Tell us about a person who has influenced you in a significant way.
Off limits: mom, grandma, famous people.
This is, essentially, an additional Common App essay. Approach it as such. You should tell a story with a beginning, middle, and end. Think about what you’d like to show about yourself. It should be the second most important thing that’s not already in our application. Think about your soft skills and the small stuff that makes you, you.
Find a person who has influenced you. This should not be someone famous. This story should focus on something well thought-out in your own life. It should be a unique, beautiful, everyday moment.
“One of the great challenges of our time is that the disparities we face today have more complex causes and point less straightforwardly to solutions.” Omar Wasow, assistant professor of politics, Princeton University. This quote is taken from Professor Wasow’s January 2014 speech at the Martin Luther King Day celebration at Princeton University.
All of the school’s this year have a super on-topic, zeitgeisty question. Welcome to Princeton’s.

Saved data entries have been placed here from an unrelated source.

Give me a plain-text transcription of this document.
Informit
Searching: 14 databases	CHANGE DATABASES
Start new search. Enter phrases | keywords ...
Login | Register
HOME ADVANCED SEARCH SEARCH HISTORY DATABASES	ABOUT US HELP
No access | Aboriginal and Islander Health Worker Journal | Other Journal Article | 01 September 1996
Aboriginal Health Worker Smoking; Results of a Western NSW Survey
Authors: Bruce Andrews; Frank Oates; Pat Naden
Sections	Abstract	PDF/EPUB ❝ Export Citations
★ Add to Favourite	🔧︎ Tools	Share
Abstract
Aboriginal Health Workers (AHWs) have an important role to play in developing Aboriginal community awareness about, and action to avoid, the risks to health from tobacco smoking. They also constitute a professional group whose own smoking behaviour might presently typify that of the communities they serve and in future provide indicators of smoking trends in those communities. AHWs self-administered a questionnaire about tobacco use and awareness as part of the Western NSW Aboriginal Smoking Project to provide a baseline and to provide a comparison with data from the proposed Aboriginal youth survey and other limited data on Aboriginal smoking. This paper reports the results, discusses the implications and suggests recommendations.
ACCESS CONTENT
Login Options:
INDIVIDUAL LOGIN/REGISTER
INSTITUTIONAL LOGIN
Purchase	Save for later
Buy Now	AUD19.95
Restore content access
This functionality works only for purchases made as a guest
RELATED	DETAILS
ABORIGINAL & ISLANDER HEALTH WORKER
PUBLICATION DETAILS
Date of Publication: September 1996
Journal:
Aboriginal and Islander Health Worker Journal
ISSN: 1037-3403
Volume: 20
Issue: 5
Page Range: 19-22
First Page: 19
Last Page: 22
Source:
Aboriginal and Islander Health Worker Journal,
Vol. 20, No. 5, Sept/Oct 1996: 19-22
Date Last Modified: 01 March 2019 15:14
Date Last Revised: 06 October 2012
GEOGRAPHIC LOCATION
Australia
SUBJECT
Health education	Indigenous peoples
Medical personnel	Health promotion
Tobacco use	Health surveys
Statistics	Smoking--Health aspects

We honestly don’t know what 17-year-old would answer this. But if you must…the question is not asking you to solve a problem. It’s asking you to comment or share your opinion on the above statement. The best way in is to avoid big, sweeping, existential ideas and focus on smaller, specific lessons. Talk about a time in which this applied in your life. The best conclusion would be a non-conclusion that your story exemplifies.
But truly, we wouldn’t answer this one. We like question #1 the most.
“Culture is what presents us with the kinds of valuable things that can fill a life. And insofar as we can recognize the value in those things and make them part of our lives, our lives are meaningful.” Gideon Rosen, Stuart Professor of Philosophy and chair, Department of Philosophy, Princeton University.
This year, every school also has a diversity question and this is Princeton’s. If you believe that the person reading your application hasn’t been to your neighborhood and/or you believe you are truly distinct from someone who is from Princeton, New Jersey, then feel free to go for this question. You can build a whole world for a reader in 650 words. Remember, God is in the details.
Using a favorite quotation from an essay or book you have read in the last three years as a starting point, tell us about an event or experience that helped you define one of your values or changed how you approach the world. Please write the quotation, title and author at the beginning of your essay.
This one is most comparable to the kind of essay you are probably used to writing in high school. However, it has a lot of red flags. Your source material needs to be perfect in the most personal way possible. Your quote must also be perfect. We think #1 is way better, but if you must answer this one…
Show another part of your personality or your mind that hasn’t been represented elsewhere in your application. This essay must be beautiful. It can’t be a book report. Also, use humor.